Depuis la mort de son fils Pier-Yves, Denis Bouchard trouve inconcevable que des jeunes jouent au soccer en gymnase.

Soccer intérieur: la coroner juge dangereux de jouer au ras des murs

La coroner Louise Nolet recommande d'interdire le recours aux murs pour délimiter un terrain de soccer intérieur, dans un rapport visant à éclairer les circonstances du décès accidentel de Pier-Yves Bouchard en mars 2009 des suites d'un traumatisme crânien dans un match au Cégep de Sainte-Foy.
L'athlète Pier-Yves Bouchard, as du ballon rond depuis sa tendre enfance et entraîneur d'une équipe, a subi un traumatisme craniocérébral lors d'un tournoi de soccer intérieur le 28 février 2009. Le jeune homme de 21 ans se dirigeait vers le filet de l'adversaire quand il a perdu pied pour ensuite percuter tête première un mur de ciment.
Le mur servait alors à délimiter le terrain de jeu et les rebonds sur les murs étaient ainsi autorisés. Des lignes plus éloignées des murs offraient certes une surface de jeu plus sécuritaire, mais bien des joueurs préfèrent faire fi de celles-ci et recourir plutôt aux murs du gymnase comme ligne de démarcation.
Après le décès de son fils, Denis Bouchard trouvait inconcevable que des jeunes pratiquent le soccer ainsi cloisonnés entre des murs de béton. Le coroner vient aujourd'hui lui donner raison.
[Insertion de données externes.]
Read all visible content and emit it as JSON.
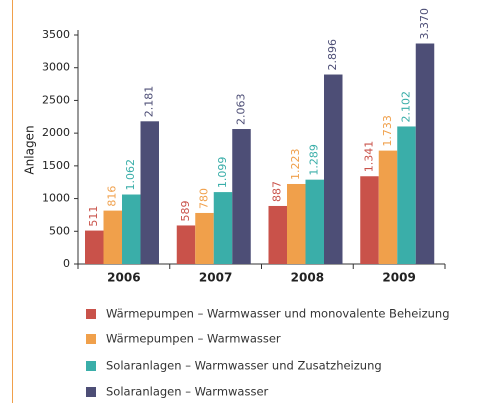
{
  "chart_data": {
    "type": "bar",
    "y_label": "Anlagen",
    "categories": [
      "2006",
      "2007",
      "2008",
      "2009"
    ],
    "series": [
      {
        "name": "Wärmepumpen – Warmwasser und monovalente Beheizung",
        "color": "#c9524a",
        "values": [
          511,
          589,
          887,
          1341
        ],
        "value_labels": [
          "511",
          "589",
          "887",
          "1.341"
        ]
      },
      {
        "name": "Wärmepumpen – Warmwasser",
        "color": "#f0a04b",
        "values": [
          816,
          780,
          1223,
          1733
        ],
        "value_labels": [
          "816",
          "780",
          "1.223",
          "1.733"
        ]
      },
      {
        "name": "Solaranlagen – Warmwasser und Zusatzheizung",
        "color": "#3aaea9",
        "values": [
          1062,
          1099,
          1289,
          2102
        ],
        "value_labels": [
          "1.062",
          "1.099",
          "1.289",
          "2.102"
        ]
      },
      {
        "name": "Solaranlagen – Warmwasser",
        "color": "#4d4e76",
        "values": [
          2181,
          2063,
          2896,
          3370
        ],
        "value_labels": [
          "2.181",
          "2.063",
          "2.896",
          "3.370"
        ]
      }
    ],
    "ylim": [
      0,
      3500
    ],
    "yticks": [
      0,
      500,
      1000,
      1500,
      2000,
      2500,
      3000,
      3500
    ],
    "grid": false
  }
}
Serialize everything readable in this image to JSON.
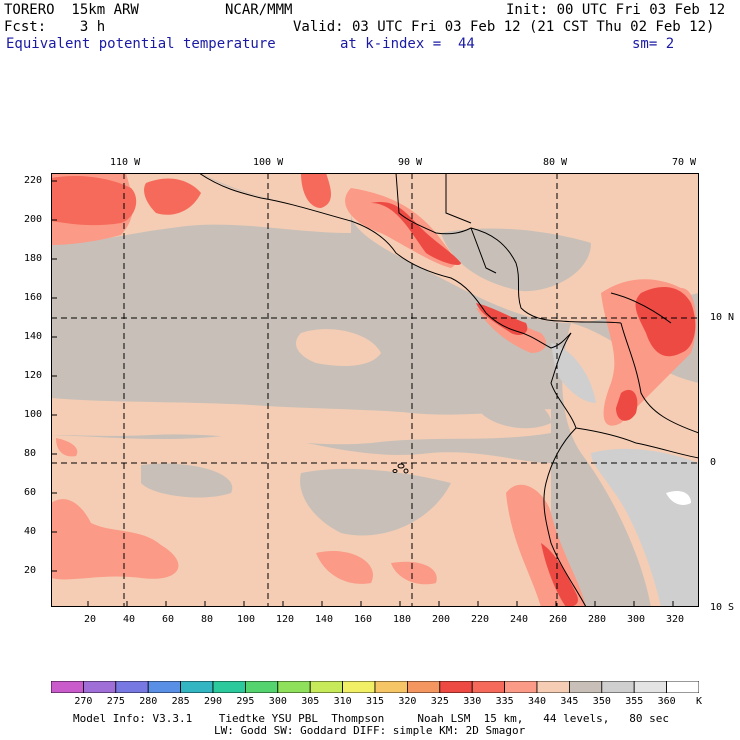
{
  "header": {
    "model": "TORERO  15km ARW",
    "center": "NCAR/MMM",
    "init": "Init: 00 UTC Fri 03 Feb 12",
    "fcst": "Fcst:    3 h",
    "valid": "Valid: 03 UTC Fri 03 Feb 12 (21 CST Thu 02 Feb 12)",
    "field": "Equivalent potential temperature",
    "level": "at k-index =  44",
    "smooth": "sm= 2"
  },
  "map": {
    "top_lon_labels": [
      "110 W",
      "100 W",
      "90 W",
      "80 W",
      "70 W"
    ],
    "right_lat_labels": [
      "10 N",
      "0",
      "10 S"
    ],
    "left_y_ticks": [
      "220",
      "200",
      "180",
      "160",
      "140",
      "120",
      "100",
      "80",
      "60",
      "40",
      "20"
    ],
    "bottom_x_ticks": [
      "20",
      "40",
      "60",
      "80",
      "100",
      "120",
      "140",
      "160",
      "180",
      "200",
      "220",
      "240",
      "260",
      "280",
      "300",
      "320"
    ],
    "colors": {
      "base": "#c8c0b8",
      "light": "#f5cdb4",
      "mid": "#fb9a86",
      "warm": "#f56a5a",
      "hot": "#ee4a44",
      "land_grey": "#cfcfcf",
      "line": "#000000"
    }
  },
  "colorbar": {
    "labels": [
      "270",
      "275",
      "280",
      "285",
      "290",
      "295",
      "300",
      "305",
      "310",
      "315",
      "320",
      "325",
      "330",
      "335",
      "340",
      "345",
      "350",
      "355",
      "360",
      "K"
    ],
    "colors": [
      "#c95bcb",
      "#9f6ed6",
      "#7878e3",
      "#5a8fe6",
      "#34b5c2",
      "#2bc99b",
      "#55d36f",
      "#8fe05a",
      "#c6ea5a",
      "#f0ef66",
      "#f6c566",
      "#f49660",
      "#ee4a44",
      "#f56a5a",
      "#fb9a86",
      "#f5cdb4",
      "#c8c0b8",
      "#cfcfcf",
      "#e4e4e4",
      "#ffffff"
    ]
  },
  "footer": {
    "line1": "Model Info: V3.3.1    Tiedtke YSU PBL  Thompson     Noah LSM  15 km,   44 levels,   80 sec",
    "line2": "LW: Godd SW: Goddard DIFF: simple KM: 2D Smagor"
  }
}
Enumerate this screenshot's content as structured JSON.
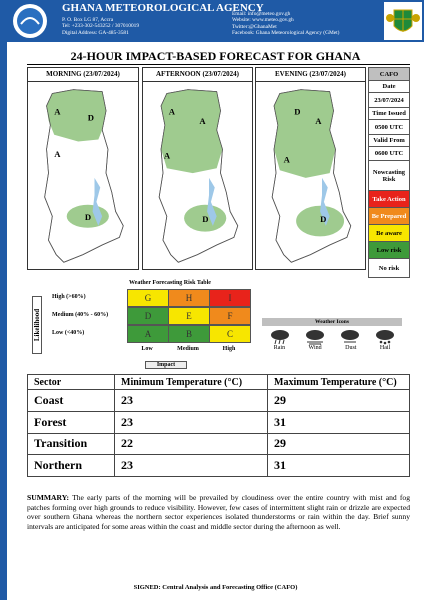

La pratique du soccer en gymnase ne peut pas être proscrite, mentionne le rapport du coroner, mais le recours aux murs en tant que limites du terrain devrait être interdit.
Dégagement sécuritaire
Ami de la famille Bouchard, le thérapeute sportif des Remparts de Québec, Philippe Fait, semblait heureux des conclusions du coroner. «Il ne faut pas empêcher les gens de faire du soccer intérieur, mais il faut seulement les empêcher de jouer avec les murs par contre. On veut promouvoir l'activité chez les jeunes. Si on commence à couper ça... C'est juste qu'on veut le faire dans un contexte sécuritaire.»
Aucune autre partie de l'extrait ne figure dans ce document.